• 1 - Immigration lawyer David Aujla- immigration and real estate related issues.
|• 2- British Columbia Real Estate Association - Buying and Selling Canadian property: an overview for non-residents|
|• 3- Immigration and citizenship web site of the Canadian Government.|
|• 4- Arthur Azana of D+H Group LLP Chartered Accountants: non residents and real estate in Canada|
|• 5 - Additional cross border accountants|
|• 6 - Accountant Gabrielle Loren- rules that apply to non residents who rent out their Vancouver property.|
|The correctness of the information provided is the responsibility of the authors.|
FIVE IMPORTANT QUESTIONS by DAVID AUJLA
1. Will buying a house or a business help my immigration to Canada?
Buying a house does not increase chances of entry, but nor does it hurt. The purchase of a home certainly shows a connection to Canada and the home is ultimately treated as a part of the overall net worth of the individual, but simply owning a house and living here as a visitor will not affect the selection process. If a second home is purchased, one can bring in a reasonable amount of furniture as a "seasonal resident" without paying any duty.

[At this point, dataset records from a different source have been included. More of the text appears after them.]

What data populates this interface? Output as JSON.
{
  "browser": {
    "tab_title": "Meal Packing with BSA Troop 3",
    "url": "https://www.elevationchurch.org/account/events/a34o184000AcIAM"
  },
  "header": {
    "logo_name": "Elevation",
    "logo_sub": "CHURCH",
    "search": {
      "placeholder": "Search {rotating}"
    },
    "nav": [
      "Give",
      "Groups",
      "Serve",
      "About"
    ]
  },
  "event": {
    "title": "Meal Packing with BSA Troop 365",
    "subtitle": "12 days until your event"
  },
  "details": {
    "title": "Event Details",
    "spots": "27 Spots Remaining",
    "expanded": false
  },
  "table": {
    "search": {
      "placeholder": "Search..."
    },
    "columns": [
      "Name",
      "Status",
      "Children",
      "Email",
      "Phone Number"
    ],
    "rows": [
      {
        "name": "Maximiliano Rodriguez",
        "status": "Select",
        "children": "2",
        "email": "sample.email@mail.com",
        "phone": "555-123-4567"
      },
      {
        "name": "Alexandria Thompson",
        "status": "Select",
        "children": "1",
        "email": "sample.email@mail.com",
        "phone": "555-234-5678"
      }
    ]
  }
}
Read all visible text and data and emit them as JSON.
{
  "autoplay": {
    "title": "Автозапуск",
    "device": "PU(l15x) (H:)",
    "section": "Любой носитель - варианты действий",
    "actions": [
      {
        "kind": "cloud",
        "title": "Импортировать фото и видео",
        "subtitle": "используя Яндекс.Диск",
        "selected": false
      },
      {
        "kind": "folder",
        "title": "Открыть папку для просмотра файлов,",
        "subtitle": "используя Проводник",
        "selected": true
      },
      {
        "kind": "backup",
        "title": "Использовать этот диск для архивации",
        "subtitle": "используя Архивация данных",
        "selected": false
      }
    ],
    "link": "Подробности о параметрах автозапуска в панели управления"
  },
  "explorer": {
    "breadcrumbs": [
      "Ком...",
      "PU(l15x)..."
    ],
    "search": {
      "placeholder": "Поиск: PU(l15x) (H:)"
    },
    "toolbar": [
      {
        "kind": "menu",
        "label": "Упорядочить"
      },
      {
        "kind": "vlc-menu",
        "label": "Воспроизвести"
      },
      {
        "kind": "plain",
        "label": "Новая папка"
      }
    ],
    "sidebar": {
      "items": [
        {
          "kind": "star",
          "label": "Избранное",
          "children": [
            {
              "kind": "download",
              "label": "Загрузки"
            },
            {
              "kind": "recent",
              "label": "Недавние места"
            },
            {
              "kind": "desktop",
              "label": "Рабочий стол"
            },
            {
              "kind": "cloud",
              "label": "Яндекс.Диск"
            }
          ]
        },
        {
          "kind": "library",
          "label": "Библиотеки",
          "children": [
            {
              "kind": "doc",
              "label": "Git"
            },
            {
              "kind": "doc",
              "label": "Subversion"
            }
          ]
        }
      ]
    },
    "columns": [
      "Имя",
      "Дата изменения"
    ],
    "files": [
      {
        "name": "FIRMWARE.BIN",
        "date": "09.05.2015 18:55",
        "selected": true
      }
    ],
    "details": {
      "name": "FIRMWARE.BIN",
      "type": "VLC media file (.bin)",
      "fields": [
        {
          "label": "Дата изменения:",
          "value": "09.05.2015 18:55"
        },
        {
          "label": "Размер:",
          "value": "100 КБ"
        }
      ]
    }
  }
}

Buying a business, however, could result in a faster entry into Canada based on a temporary work permit. CAUTION! Buying a business must be part of a comprehensive immigration strategy. The purchase must be strategized with other qualifying factors, such as overall asset base, the projected performance of the business and previous business experience. These important aspects are examined and must be approved by the provincial government and/or the federal immigration department before any business is purchased. It is best to seek professional taxation and legal advice prior to purchasing a home or business.
2. As a foreigner can I get a mortgage?
The answer is yes. The requirements for obtaining a mortgage to finance a purchase, whether a home or a business will depend on the institution with which the foreign national will do business. Generally speaking, there is usually not a problem in securing mortgages with more-established financial institutions. These institutions will usually require a letter of introduction from the previous banking facility with which the foreigner has done business in his or her own home country. Previous income in the home country will also be verified. Also, institutions may require a greater percentage of the purchase price as a down payment.
3. How long can I stay in Canada? (Can't I just go out for a day and come back?)
As a visitor, a person is generally allowed to remain in Canada up to 182 days (or six months). The immigration officer can make a decision to restrict the visitor to a shorter time, but if no comment is made by the officer, the visitor can assume six months. The six month period in NOT per calendar year, but this time period is granted on each occasion that the person comes into Canada. There is no corresponding regulation in the Immigration Act (IRPA) that states the person has to remain out of Canada for six months before returning, so multiple entries can be allowed. CAUTION! You cannot, however, "flagpole" continuously. Flagpoling means leaving Canada for a few days and then returning to Canada. Although such re-entry may be allowed on one or two occasions, the person does run a risk of being refused entry into Canada because he or she is living in Canada as a resident under the guise of being a visitor. The foreign national must maintain substantial roots with his or her home country including owning or leasing a home (which home should be worth more than the second home in Canada), having utility bills, credit card statements, driver’s licence, a health coverage card, bank statements and tax returns all showing permanence in the home country. Another consequence of staying in Canada for more than 182 days of the year can be Canada Revenue Agency declaring the visitor to be a Canadian taxpayer. If that becomes the case, then the visitor will be required to pay tax in Canada on ALL world-wide income including the income earned in the home country. Canada does have tax treaties with many countries, such as the USA, to avoid double taxation, but it is imperative that if a foreign national is planning on spending more than 182 days in Canada, then immediate taxation advice should be sought.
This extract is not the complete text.